Development of a small-animal positron emission tomograph with silicon photomultipliers

Final Activity Report Summary - SiPMPETPisa (Development of a small-animal positron emission tomograph with silicon photomultipliers)

The project consisted of the development of a positron emission tomograph (PET) prototype for small animals, such as rats and mice, for preclinical research. The detector heads of the prototype were composed of continuous LYSO scintillator crystals and silicon photomultipliers (SiPMs) as photodetectors. SiPMs were a new type of photodetectors, also known as Geiger-mode avalanche photodiodes (G-APDs), which had very interesting advantages in comparison to other photodetectors, such as high gain, low operating voltage, fast timing properties, compactness, insensitivity to magnetic fields etc. Hence, SiPMs could greatly improve the performance of existing PET scanners.

This photodetector experienced a fast development in the last years. The ‘Centre for Scientific and Technological Research’, FBK-irst, in collaboration with ‘Istituto Nazionale di Fisica Nucleare’ INFN, produced SiPMs for their use in different applications. The application to PET required the development of two-dimensional arrays, i.e. matrices, of SiPMs in a common substrate which minimised the dead area of the photodetector and provided two-dimensional information of the interaction position of the photons in the crystal.

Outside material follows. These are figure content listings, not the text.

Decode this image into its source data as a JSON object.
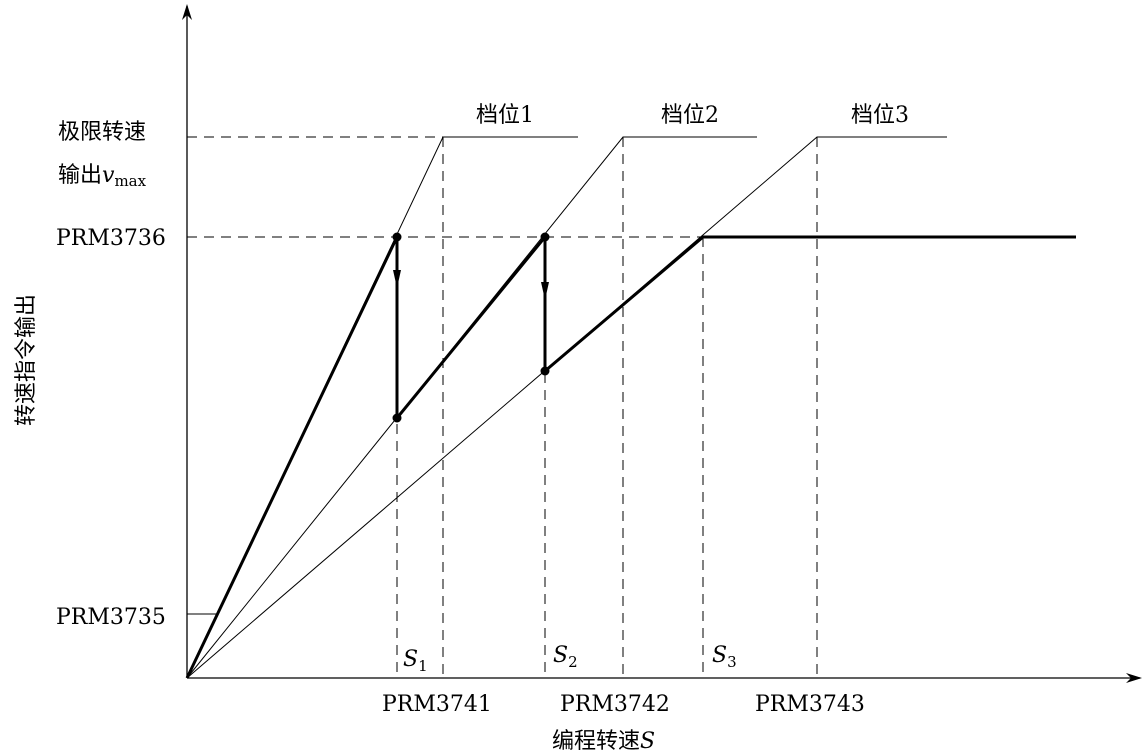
{
  "diagram": {
    "y_axis_title": "转速指令输出",
    "x_axis_title": {
      "text": "编程转速",
      "var": "S"
    },
    "vmax_label": {
      "line1": "极限转速",
      "line2": "输出",
      "var": "v",
      "sub": "max"
    },
    "y_labels": {
      "prm3736": "PRM3736",
      "prm3735": "PRM3735"
    },
    "x_labels": {
      "prm3741": "PRM3741",
      "prm3742": "PRM3742",
      "prm3743": "PRM3743"
    },
    "gears": [
      {
        "label": "档位1"
      },
      {
        "label": "档位2"
      },
      {
        "label": "档位3"
      }
    ],
    "switch_points": [
      {
        "var": "S",
        "sub": "1"
      },
      {
        "var": "S",
        "sub": "2"
      },
      {
        "var": "S",
        "sub": "3"
      }
    ],
    "colors": {
      "line": "#000000",
      "background": "#ffffff"
    }
  }
}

The project included the characterisation and evaluation of the different versions of single SiPMs and SiPM matrices produced at FBK-irst, as well as their test with scintillator crystals for PET applications. The matrices were employed in the development of a PET detector head. Two detector heads, operated in coincidence, constituted the first PET tomograph. The characterisation tests that were performed with the SiPM matrices assessed their good performance and the possibility to employ them for PET applications. A first PET detector head was assembled with the first matrices produced, composed of 16, i.e. four times four, SiPM elements of one times one mm size, coupled to a scintillator crystal. Both pixellated and continuous crystals were tested. The pixellated crystals resulted in a spatial resolution of 20 % FWHM at 511 keV and a spatial resolution of 1 mm given by the crystal pitch. The use of continuous crystals yielded an energy resolution of 14% FWHM at 511 keV and a spatial resolution of 0.6 mm full-width at half maximum (FWHM) using centre-of-gravity algorithms to reconstruct the interaction position of the photons in the crystal. The mechanical setup and readout electronics which were necessary for the development of the first prototype were developed and the prototype was assembled and would be tested shortly after the project completion.